The flood crest seems to have spared Cairo, Ill... but a designated floodway had to be flooded via dynamiting a levee.  Because this area so rarely had to be flooded in the past, people were farming and living on this land which is now under water.  Dynamiting the levee created quite an uproar.  The uproar was countered by accusations of classism/racism because Cairo is mainly a poor, African-American town and the people living in the floodway are relatively affluent and predominantly white.  I've never been to the area and am not advocating nor denying this view... but the bottom line is that letting a city be destroyed because people living in a floodway didn't want to be flooded isn't very reasonable.

Further downstream, where the flood crest has not yet arrived, there is a lot of concern regarding the Old River Control Structure, a diversion built in the 1960s to keep the lower Mississippi River in its current channel.  Deltas like the huge Mississippi River delta form when naturally shifting channels deposit sediment in different places as they meander.  Before levees were built, the Mississippi frequently shifted course, building the delta as it wandered.  In the 1960s it began shifting its flow into the Atchafalaya River, which would bypass Baton Rouge and New Orleans completely.  People decided it would be best to keep the river where it currently is, so a diversion structure was built to fulfill this goal.

On May 22, the river at this structureis forecast to rise to over 3 feet higher than ever recorded before  Some are concerned that this could destroy the structure completely, diverting the vast majority of the river down this new course.  The results of this would be economically disastrous (for an in-depth description, see here ; for an excellent summary, see this post by Randall Munroe of XKCD.com )  Needless to say, the city of New Orleans, already crippled by lingering effects from Hurricane Katrina and the Deepwater Horizon oil spill, would take a terrible economic hit if this came to pass.

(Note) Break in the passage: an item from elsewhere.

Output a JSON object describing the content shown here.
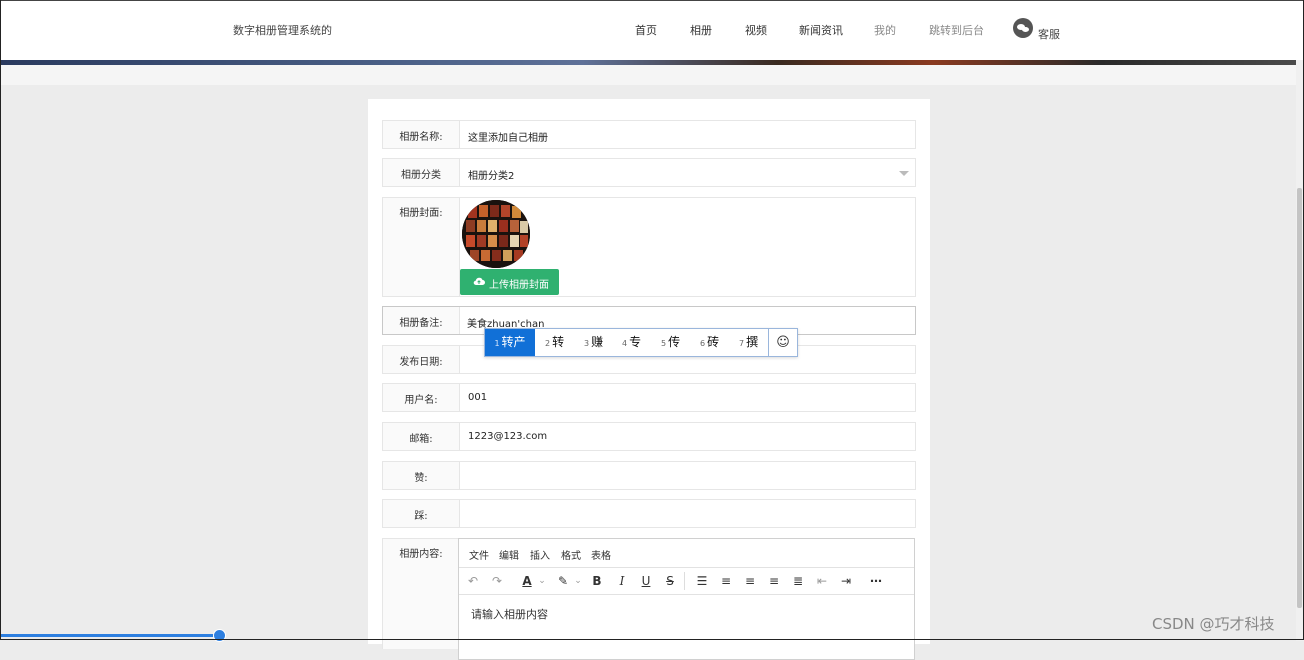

Hopefully it doesn't... for now.  Geologically, it is inevitable.  Rivers flood and shift course.  Eventually the Mississippi will shift again, and in fact over time every part of its flood plain and delta will be inundated by the river in turn.  This is a river that is millions of years old and has carried much of the (many iterations of the) eastern half of the Rocky Mountains, piece by piece, to the ocean.... a river that has carried glacial meltwater from the melting of miles-thick ice sheets, through overflow of what is now the great lakes...  A levee that lasts 100 years seems permanent to us, but to a river like the Mississippi it is meaningless.

Peoples lives are held in the floodplains.  I don't want to minimize this.  it is a horrible thing that their homes are flooded and their lives are at risk.  Often times, their loss comes due to abuse of watersheds upstream.  It certainly is not 'fair'.

But it it is what it is.  We continue to live in flood plains.  Rivers continue to flood.  If watershed degradation continues, and if climate change intensifies storms the way many believe it will, these events will continue.  Levees are impermanent, expensive, and shift the problem downstream.  The only long-term way to 'manage' a huge river is to preserve or restore the wetlands that naturally exist on flood plains, to hold back the water.  We may be able to use the land for other purposes too, but we need functioning wetlands if we want to be able to use the rivers too.  We just don't have the money and resources to maintain these levees.

The flooding isn't confined to the Mississippi River basin either.  Lake Champlain has passed its record high point and is dropping slowly.  Unfortunately a raging north wind is pushing waves south, and even as the lake slowly drains, it sloshes south like a bathtub full of water.  For those in the southern end of the lake, especially north-facing areas, the worst is coming now.

Our planet is a temperamental place, and it offers few promises for the future.  Make sure to enjoy the present, if you are lucky enough to not be fleeing a flood right now.